I am in a minority among western males under 50, because I’ve never played Call of Duty.
In fact, I’ve never played any shoot-’em-up video game, and particularly not online against a random opponent, be they stranger or friend. Nor have I played Racing Demon, or anything Mario. I’ve been known to play a bit of Wii Tennis, though.
So, I don’t know how 46-year-old father of three Mark Bradford felt when, having spent all day (!) playing COD: Black Ops online against a 13-year-old he vaguely knew, his online protagonist was killed, and he was then taunted about said killing (you “chat” via microphones). Bradford went round to where the gloating teen was playing, and throttled him. That’s two hands around the teen’s neck. “He was baiting me,” said Bradford in court, as he admitted assault by beating. “I lost the plot.”

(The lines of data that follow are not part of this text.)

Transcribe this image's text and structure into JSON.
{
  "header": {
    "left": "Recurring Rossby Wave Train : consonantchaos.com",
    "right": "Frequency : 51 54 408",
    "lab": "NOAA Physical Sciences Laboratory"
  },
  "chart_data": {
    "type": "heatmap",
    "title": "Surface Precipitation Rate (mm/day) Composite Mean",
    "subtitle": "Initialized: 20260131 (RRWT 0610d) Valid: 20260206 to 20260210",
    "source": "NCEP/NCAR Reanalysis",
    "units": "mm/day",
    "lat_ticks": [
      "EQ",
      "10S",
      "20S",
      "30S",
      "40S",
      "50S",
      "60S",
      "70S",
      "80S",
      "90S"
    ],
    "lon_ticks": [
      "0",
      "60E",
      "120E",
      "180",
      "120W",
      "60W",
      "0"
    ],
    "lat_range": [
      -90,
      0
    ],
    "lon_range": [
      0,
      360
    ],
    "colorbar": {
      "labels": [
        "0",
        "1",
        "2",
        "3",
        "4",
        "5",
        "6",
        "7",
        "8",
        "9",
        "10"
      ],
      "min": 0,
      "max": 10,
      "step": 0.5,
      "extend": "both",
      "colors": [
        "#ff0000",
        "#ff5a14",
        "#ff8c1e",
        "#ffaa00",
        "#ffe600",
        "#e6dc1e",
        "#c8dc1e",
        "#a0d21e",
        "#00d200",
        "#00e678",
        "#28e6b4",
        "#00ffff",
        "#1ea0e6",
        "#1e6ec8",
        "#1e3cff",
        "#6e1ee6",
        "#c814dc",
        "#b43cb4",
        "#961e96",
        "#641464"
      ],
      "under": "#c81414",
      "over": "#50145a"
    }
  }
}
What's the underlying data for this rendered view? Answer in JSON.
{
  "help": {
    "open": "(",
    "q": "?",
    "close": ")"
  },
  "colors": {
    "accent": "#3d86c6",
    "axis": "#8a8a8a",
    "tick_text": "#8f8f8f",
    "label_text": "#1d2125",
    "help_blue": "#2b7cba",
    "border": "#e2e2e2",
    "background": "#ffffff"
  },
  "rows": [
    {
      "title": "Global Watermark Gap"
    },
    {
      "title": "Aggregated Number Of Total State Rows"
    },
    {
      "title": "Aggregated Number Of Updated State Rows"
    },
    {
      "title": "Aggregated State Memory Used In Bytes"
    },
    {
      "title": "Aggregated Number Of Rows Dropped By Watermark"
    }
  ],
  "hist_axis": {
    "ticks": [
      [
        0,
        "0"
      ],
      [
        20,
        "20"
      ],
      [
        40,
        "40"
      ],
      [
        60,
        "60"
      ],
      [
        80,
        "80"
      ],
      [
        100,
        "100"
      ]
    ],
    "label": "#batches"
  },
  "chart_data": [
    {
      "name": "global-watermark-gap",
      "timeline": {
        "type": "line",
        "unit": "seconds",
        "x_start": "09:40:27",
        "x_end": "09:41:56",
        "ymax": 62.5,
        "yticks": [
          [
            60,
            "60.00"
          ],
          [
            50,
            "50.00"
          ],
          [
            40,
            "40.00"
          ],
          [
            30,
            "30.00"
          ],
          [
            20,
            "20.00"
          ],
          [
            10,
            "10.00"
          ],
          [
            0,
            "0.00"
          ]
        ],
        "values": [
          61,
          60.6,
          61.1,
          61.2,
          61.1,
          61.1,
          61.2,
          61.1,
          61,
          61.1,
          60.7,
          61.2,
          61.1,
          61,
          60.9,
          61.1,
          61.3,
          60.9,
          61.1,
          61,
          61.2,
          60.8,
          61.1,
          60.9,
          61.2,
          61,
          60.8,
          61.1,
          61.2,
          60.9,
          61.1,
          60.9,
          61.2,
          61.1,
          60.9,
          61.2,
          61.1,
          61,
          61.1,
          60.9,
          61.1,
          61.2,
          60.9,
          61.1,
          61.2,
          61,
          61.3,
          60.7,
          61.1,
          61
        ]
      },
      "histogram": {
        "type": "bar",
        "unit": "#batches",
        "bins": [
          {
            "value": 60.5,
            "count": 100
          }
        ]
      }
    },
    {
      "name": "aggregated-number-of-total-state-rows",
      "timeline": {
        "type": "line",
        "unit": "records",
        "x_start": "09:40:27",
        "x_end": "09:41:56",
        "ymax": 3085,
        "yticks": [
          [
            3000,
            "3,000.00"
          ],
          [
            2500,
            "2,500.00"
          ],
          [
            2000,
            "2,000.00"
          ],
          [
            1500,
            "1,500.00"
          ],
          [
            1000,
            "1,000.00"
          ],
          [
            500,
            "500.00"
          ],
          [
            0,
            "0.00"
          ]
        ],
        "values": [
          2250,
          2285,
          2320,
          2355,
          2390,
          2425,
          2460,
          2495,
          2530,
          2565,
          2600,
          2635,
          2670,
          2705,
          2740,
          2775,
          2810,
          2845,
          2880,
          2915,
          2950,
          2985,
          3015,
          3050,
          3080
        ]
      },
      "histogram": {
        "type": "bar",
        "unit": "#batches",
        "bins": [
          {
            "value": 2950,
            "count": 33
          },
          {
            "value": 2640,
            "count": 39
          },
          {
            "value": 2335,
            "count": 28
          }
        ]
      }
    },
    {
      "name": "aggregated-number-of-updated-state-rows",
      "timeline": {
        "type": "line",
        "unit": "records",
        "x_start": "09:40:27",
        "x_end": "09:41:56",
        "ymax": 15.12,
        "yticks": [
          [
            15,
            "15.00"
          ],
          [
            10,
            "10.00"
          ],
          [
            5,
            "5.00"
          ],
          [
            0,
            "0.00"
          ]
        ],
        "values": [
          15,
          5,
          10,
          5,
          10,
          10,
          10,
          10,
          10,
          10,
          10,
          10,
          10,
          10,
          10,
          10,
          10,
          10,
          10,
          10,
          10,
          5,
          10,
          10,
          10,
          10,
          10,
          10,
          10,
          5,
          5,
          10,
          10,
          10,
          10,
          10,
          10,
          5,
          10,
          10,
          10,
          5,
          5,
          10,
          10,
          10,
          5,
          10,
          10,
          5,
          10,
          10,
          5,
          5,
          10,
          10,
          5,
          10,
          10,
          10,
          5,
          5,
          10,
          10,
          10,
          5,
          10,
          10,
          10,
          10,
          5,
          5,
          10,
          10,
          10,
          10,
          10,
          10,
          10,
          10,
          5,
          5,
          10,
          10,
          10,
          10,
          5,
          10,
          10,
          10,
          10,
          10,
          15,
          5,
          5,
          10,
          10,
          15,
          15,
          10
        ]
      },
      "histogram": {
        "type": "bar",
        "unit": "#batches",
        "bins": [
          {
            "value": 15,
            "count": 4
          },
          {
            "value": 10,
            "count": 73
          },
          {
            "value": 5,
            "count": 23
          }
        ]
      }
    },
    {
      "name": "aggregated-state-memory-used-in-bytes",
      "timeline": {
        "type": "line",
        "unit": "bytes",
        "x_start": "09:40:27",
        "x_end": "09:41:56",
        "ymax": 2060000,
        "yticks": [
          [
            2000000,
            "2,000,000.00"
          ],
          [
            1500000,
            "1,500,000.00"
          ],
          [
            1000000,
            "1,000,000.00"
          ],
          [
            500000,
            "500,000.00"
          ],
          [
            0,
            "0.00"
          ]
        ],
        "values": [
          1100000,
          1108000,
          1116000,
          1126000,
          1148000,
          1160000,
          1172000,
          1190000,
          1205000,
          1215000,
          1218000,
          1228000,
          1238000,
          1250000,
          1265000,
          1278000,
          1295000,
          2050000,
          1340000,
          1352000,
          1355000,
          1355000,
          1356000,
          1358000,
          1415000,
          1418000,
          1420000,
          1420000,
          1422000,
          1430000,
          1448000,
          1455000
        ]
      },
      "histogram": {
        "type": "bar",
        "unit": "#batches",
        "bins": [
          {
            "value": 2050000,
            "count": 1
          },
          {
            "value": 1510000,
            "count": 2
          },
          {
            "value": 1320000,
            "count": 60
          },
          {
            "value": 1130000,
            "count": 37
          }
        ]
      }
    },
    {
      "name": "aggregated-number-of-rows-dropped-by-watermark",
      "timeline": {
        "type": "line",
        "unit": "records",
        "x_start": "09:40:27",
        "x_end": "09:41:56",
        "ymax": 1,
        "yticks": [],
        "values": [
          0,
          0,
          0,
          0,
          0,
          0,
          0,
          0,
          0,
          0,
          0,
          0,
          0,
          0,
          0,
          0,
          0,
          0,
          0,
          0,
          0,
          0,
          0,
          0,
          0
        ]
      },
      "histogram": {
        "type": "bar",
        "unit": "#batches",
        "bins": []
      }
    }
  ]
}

I’ve never lost well. At school it was rare in rugby – and only in closely fought matches. In cricket a little more frequent. We never got “slaughtered”. Today, the girls’ lacrosse and netball teams also win, usually. My youngest had never suffered a lacrosse thrashing in three years, until a really off-key recent Saturday.
A mother next to me on the chilly touchline uttered that immortal, ever-so-British line: “Oh well, I think it’s good for them to lose. Character-building.” As a life-long Leeds Utd fan, who has adopted local club Fulham as my second team, I have learnt to get used to losing – or at least, not winning. It’s not character-building, it’s bloody annoying, depressing, soul-destroying even.
The England vs Scotland loser will not regard defeat as character-building, but disastrous. But, hands clenched tightly together, I just demurred politely – after all, I have to stand next to her on chilly touchlines for four more years. Now, where’s that nunchuck?